До знакомства с ней я не без иронии относился к пересудам подруг и сдержанному злословию бывших ее поклонников. Вокруг нее ходили не просто сплетни – легенды и ни одна из них ей не льстила. Когда же они, обойдя всех доходили и до нее, она ни слова не говорила в их защиту, никогда ничего не отрицала, просто улыбалась едва заметно: чуть сгущая сеточки морщин в уголках глаз, неподвижных, почти неживых и до того мрачных даже в самую ясную погоду, что у них казалось не было дна. Эти несоразмерно большие, просто огромные на узком и невыразительном лице глаза, в любой толпе выделяли ее мгновенно и вызывали самые смешанные чувства. Первые впечатления забывались, к ней так или иначе привыкали, но даже тем, кто знал ее давно не всегда удавалось долго выдерживать ее взгляд направленный в упор, наверно потому и Ева, даже с кем-то заговорив, смотрела обычно не на собеседника, а в сторону. И хоть я по сей день не могу найти оснований винить ее в тогдашних своих несчастьях, многое трудно, почти невозможно без этого объяснить и порою мне кажется, что в тот год, когда я с ней познакомился, какая-то тень скользнула по моей судьбе. Не могу поручиться, что всякий раз, когда судьба обходилась со мной не по дружески, мне случалось пред тем видеть Еву, зато если случалось, хотя бы мельком в толпе заметить ее глаза, я без всяких сомнений мог ожидать несчастья и всегда его дожидался.
2
По словам Бекасова, который знал все, у нее было два недостатка: она смотрела на всех свысока и никому не отказывала. По мнению же второго нашего приятеля, подвизавшегося на поприщах медицины и от того получившего между нами прозвище Асклепий, человека не утонченного и не глупого, оба эти недостатка при случае можно было принять за достоинства.
Ева сама предложила поехать за город и еще до того как она успела договорить, Бекасов, который казалось на духу ее не переносил, начал всем своим видом выражать безоговорочное согласие. Зная как долго придется отпрашиваться дома и что наставления, которые я ради этого принужден буду выслушать неизбежно испортят поездку, мне ехать совершенно не хотелось, но ни с того ни с сего меня одолела непонятная неловкость и я почти тут же согласился.

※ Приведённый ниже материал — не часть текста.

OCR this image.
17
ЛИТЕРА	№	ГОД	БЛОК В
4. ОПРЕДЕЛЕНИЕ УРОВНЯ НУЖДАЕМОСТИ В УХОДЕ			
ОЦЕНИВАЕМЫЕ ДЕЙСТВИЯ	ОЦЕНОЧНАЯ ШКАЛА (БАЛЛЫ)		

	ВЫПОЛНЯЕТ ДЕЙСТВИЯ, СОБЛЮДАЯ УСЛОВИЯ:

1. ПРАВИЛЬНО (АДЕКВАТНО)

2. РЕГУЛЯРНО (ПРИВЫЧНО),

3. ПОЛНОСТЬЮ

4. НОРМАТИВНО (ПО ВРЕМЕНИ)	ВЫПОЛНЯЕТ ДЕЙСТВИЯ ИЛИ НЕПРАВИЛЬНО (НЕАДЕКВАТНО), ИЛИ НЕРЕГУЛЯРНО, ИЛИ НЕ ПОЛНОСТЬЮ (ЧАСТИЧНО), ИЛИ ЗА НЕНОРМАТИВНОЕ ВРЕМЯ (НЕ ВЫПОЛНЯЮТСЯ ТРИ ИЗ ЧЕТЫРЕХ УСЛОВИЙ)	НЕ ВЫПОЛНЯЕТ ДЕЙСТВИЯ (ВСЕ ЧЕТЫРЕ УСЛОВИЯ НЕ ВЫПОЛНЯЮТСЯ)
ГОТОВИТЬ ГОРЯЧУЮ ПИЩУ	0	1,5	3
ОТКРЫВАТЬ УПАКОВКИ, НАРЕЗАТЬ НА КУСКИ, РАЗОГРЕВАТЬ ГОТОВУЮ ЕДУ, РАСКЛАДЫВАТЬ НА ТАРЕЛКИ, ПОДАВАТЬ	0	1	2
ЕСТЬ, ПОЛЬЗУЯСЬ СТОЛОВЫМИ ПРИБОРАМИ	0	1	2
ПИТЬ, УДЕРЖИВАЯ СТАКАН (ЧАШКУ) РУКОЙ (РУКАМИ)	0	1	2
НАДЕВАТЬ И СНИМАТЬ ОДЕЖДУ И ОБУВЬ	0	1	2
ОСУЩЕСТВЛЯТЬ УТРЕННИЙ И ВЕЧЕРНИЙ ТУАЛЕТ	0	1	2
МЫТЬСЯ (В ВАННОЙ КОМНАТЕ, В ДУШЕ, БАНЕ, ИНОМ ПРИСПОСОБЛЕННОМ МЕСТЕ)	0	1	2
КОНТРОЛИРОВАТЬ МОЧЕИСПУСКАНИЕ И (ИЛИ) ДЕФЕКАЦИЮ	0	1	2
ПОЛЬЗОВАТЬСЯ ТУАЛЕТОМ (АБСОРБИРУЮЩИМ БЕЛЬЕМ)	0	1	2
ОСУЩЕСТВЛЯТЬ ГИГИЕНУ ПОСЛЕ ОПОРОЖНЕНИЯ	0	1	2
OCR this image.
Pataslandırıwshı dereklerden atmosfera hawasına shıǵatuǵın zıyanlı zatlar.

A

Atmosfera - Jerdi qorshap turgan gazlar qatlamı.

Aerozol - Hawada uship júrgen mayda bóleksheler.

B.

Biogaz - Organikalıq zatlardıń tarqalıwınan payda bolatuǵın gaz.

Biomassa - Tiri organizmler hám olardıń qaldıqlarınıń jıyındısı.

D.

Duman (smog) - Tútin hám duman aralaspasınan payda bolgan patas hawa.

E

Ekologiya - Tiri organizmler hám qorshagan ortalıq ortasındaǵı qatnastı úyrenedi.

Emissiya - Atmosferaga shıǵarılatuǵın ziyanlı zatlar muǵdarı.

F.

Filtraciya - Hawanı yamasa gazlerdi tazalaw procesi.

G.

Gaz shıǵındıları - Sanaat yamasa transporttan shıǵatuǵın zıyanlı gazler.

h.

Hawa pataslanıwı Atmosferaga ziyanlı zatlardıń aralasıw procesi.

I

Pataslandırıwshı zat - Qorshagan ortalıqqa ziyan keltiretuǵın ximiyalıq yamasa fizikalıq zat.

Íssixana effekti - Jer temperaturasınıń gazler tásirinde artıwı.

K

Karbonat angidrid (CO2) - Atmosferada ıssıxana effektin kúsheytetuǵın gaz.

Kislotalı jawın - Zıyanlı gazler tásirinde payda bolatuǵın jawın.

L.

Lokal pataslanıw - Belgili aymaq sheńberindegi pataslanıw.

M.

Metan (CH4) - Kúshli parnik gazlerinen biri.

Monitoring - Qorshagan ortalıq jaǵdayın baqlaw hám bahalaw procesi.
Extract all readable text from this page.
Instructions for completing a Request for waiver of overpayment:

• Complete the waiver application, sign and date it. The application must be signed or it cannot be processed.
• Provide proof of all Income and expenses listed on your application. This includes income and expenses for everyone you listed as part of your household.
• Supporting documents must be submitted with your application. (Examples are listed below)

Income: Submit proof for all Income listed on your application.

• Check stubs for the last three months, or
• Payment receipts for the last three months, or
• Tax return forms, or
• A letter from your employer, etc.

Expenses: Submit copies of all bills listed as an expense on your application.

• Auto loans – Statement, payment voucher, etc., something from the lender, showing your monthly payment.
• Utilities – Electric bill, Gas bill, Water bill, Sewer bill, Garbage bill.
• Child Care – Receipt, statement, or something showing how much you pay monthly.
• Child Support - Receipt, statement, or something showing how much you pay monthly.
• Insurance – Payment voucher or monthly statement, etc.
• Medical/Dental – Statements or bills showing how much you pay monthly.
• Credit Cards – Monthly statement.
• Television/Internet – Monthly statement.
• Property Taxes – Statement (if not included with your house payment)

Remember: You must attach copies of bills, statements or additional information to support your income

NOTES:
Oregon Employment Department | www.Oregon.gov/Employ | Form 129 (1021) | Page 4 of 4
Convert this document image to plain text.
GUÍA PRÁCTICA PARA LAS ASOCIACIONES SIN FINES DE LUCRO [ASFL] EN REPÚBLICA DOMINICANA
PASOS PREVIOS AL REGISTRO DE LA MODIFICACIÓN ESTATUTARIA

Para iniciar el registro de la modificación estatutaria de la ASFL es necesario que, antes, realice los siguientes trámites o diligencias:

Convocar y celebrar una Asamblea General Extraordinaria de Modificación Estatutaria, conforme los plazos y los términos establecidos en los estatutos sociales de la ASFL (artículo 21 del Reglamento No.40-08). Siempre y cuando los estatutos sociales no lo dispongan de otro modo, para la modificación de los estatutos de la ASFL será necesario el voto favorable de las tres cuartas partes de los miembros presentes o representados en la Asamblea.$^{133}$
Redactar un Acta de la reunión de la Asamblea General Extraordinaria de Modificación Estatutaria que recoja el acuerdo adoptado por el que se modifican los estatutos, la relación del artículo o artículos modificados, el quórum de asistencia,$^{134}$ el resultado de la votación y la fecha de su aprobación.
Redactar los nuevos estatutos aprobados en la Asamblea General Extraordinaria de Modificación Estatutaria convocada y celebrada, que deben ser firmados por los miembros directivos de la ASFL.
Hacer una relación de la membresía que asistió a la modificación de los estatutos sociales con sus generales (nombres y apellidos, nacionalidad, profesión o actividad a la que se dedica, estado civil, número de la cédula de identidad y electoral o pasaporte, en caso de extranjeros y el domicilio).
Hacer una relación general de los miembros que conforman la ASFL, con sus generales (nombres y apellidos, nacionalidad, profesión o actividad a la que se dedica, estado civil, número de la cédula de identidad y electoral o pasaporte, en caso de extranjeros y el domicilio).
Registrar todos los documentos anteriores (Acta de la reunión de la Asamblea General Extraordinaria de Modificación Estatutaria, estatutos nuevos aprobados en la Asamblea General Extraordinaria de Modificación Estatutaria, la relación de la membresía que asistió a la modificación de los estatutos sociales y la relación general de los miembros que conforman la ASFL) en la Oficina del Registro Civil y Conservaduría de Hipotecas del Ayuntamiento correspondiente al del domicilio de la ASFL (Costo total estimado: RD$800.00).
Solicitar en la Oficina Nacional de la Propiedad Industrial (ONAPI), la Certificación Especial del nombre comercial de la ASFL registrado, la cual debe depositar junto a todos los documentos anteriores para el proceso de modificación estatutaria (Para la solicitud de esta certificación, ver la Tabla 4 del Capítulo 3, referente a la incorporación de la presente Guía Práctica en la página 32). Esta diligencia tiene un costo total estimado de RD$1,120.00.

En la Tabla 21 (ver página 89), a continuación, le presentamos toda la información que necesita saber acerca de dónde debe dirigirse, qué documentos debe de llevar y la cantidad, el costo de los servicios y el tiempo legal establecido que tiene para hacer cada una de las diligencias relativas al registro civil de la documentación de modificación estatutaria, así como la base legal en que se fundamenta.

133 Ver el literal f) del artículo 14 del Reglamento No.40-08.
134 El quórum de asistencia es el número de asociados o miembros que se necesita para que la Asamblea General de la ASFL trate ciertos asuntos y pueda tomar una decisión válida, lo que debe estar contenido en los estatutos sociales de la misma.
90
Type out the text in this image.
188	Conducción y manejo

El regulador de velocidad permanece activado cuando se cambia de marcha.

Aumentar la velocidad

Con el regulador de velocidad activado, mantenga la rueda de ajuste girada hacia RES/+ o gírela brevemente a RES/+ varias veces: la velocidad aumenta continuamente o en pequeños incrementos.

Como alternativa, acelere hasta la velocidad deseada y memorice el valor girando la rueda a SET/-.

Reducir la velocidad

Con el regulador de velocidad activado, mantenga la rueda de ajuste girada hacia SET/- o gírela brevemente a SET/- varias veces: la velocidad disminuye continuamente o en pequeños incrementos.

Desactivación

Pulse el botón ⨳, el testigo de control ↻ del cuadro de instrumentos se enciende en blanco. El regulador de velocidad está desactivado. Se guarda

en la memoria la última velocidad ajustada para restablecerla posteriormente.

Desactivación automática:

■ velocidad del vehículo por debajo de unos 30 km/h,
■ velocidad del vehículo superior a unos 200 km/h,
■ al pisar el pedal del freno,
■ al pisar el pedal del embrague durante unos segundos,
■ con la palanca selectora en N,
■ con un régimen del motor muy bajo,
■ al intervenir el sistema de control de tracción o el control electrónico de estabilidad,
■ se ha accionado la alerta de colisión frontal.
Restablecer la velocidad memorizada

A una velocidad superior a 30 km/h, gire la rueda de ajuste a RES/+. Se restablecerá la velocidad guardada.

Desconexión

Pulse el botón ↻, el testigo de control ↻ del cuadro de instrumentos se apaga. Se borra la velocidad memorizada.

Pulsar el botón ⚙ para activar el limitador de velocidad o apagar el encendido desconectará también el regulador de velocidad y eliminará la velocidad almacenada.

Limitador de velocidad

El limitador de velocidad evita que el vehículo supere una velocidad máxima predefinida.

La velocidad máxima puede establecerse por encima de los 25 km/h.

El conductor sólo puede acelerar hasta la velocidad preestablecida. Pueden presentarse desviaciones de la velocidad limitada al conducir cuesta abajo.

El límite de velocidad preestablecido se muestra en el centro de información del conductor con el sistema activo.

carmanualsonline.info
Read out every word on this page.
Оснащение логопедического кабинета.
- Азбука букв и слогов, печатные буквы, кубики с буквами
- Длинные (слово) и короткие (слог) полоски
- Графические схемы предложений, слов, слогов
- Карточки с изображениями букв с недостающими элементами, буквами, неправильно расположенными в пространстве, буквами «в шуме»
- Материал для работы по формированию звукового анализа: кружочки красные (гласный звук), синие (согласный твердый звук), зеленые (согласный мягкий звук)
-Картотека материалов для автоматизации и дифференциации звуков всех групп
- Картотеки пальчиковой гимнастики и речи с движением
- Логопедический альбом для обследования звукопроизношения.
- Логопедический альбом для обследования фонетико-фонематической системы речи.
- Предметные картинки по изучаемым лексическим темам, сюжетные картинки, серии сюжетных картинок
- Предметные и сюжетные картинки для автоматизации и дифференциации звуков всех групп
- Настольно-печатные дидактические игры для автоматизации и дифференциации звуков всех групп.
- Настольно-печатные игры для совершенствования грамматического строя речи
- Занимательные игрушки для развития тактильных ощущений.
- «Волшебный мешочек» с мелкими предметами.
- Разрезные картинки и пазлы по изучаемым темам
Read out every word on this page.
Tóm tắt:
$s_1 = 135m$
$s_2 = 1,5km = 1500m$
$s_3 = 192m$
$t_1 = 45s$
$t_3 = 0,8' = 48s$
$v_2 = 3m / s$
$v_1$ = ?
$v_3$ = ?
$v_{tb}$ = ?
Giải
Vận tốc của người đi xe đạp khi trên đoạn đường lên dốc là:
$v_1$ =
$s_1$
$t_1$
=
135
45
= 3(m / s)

Объявив, что для поездки ему нужно «доукомплектоваться» , Бекасов тотчас же пересел за соседний столик, где, тоскуя, царила в безраздельном своем одиночестве томная, почти неподвижная барышня, которую он уже с час охмурял на расстоянии с помощью особой, им самим разработанной системы взглядов. Говоря проще – школьной игры в гляделки, обогащенной Бекасовым едва заметными, но многозначительными подмигиваниями, романтической мимикой и прочей ерундой о которой с серьезным видом мог говорить один только в мире человек – сам Бекасов. На первое место в своей системе он ставил внешнюю индифферентность («чем меньше женщину мы любим...» ), ритм и последовательность действий, которые он, демонстрируя всем желающим, чуть ли не выверял по часам.
И хотя с первого, да и со второго взгляда теория Бекасова казалась полным бредом, что-то определенно было в этой галиматье: на поверку оказывалось, что он куда чаще добивался успеха на деле, чем мы в теоретических спорах. Надо ли говорить, что за наш столик он вернулся с новой знакомой. «Поэтесса» – отрекомендовал он ее. Отчасти это оказалось правдой.
Поэтесса была некрасива и навязчиво грациозна. Она надолго застывала в неудобных для глаза позах, подчеркивающих, как ей казалось то, что выигрывало в ее фигуре и вообще не ходила, не стояла и не сидела, а как бы невыносимо медленно танцевала, неизменно приковывая взгляд и бесконечно его утомляя. Раньше я подозревал такое у танцовщиц, пока случайно не оказался в одной компании с профессиональною балериной. Она ходила, стояла и сидела как все и вообще все делала как все, только как-то необыкновенно ловко и эта ловкость никого не сковывала, не лезла в глаза хотя и была всем заметна, более того, непостижимым образом, пусть и в незначительной степени передалась остальным женщинам, а мужчины, не заметно для себя втянули животы. Не найдя лучшего объяснения, я решил, что именно этим разнятся профессионалы от недоучек. Оставалось надеяться, что « поэтесса» – поэтесса хотя бы в поэзии.
3
Дача была престранная, с пальмами в кадках и коврами. Был даже гипсовый грифон, подпиравший ложный камин.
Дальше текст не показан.